文在寅政権へ これ以上、日韓関係を悪化させて何が面白い
西日本新聞 1/16(土) 11:16配信

いわゆる日本軍慰安婦の実態については近年、韓国でも客観的な研究が進んでいる。
例えば、古書店に埋もれていた朝鮮人慰安所経営者の日記(1次史料)からは、週末の映画観賞など日常生活の一端が読み取れる。

そうした中、日本政府に韓国人元慰安婦への損害賠償を初めて命じる判決を8日、ソウル中央地裁が下した。
国家は他国の裁判権に服さない「主権免除」という国際ルールに反した判決は、韓国内でも物議を醸しているという。

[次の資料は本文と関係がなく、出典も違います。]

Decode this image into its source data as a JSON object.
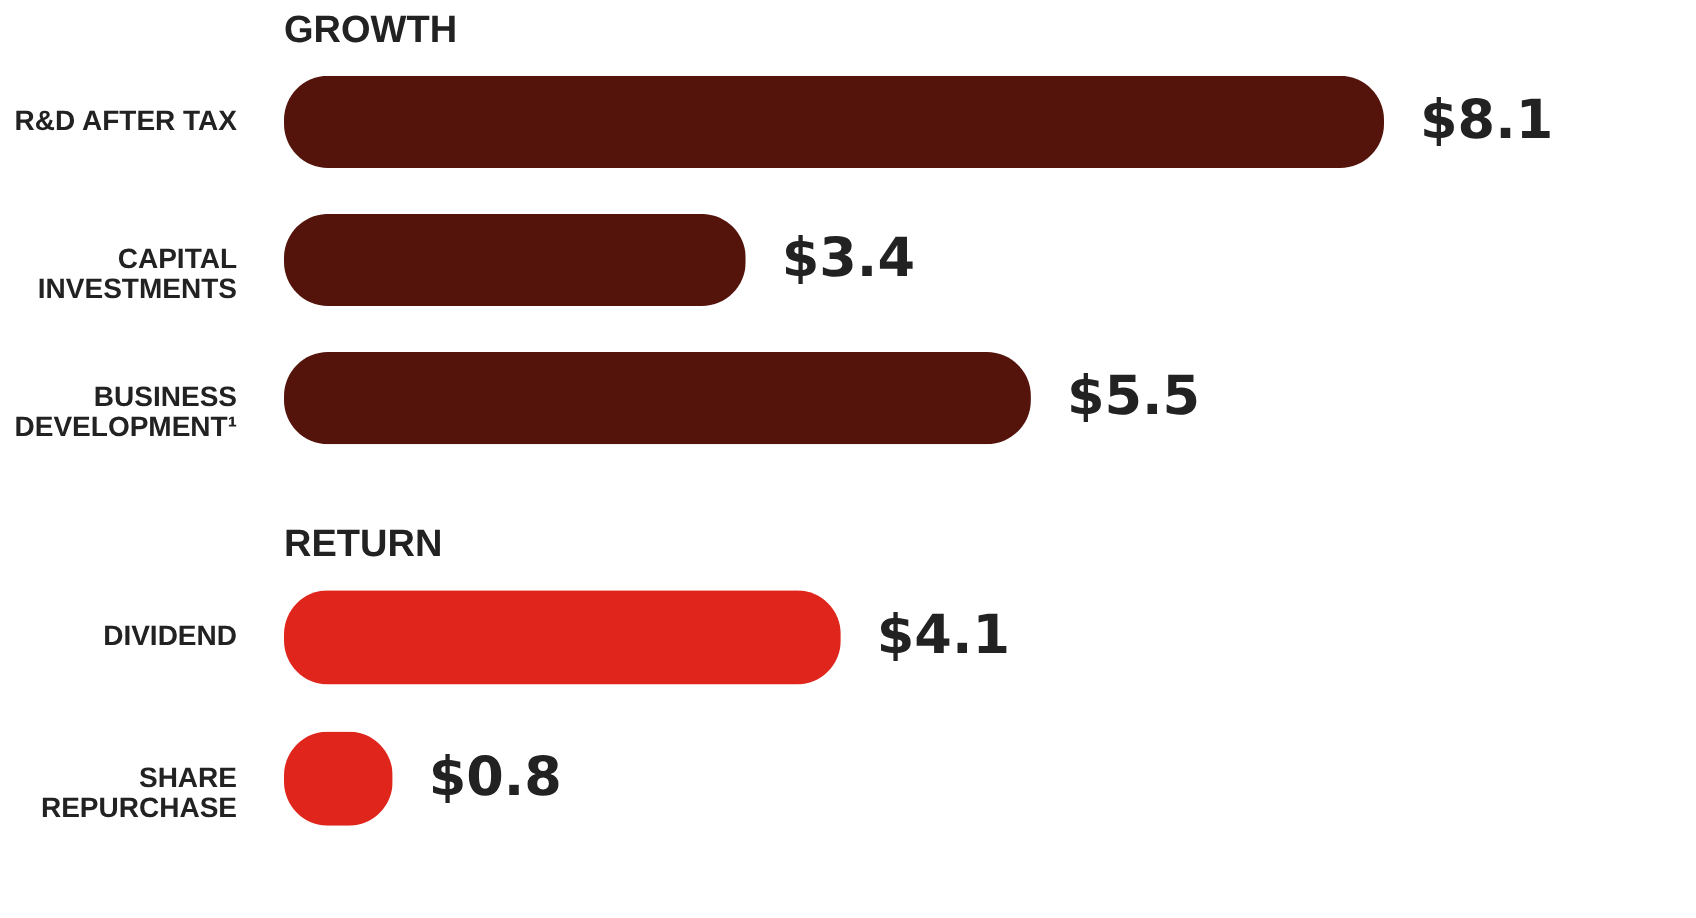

私が特に「おや」と思ったのは、判決文に「事実認定」と呼ばれる最も基礎的な部分が見当たらないことだ。
原告12人のハルモニ(おばあさん)がいつ、どこで、誰に、どのように慰安婦にされたのか。日本政府からどんな損害を被ったのか−である。

裁判所は、判決全文ではなく、内容を要約した要旨を公表した。 その冒頭に、強いて言うなら事実認定に当たる部分を短く、原告側の請求内容として記している。
<原告らは日本帝国に誘拐や強制移動させられ、慰安所で暴力、拷問、性的暴行を受けた>

大雑把に過ぎる。 日本軍関係者を名乗る吉田清治氏(故人)による慰安婦狩り証言などが影響していると考えざるを得ない。
1980年代以降、日本の一部メディアが取り上げながら、事実無根であることが後に判明した証言だ。

もし細かい事実認定をしているのなら堂々と公表すればよい。日韓の歴史認識を巡っては、これまで多くの場合、ファクト(事実)は、ないがしろにされてきた。

判決後には、不可解なことが起きた。5日後に予定された同趣旨の訴訟の判決言い渡しが突然、延期された。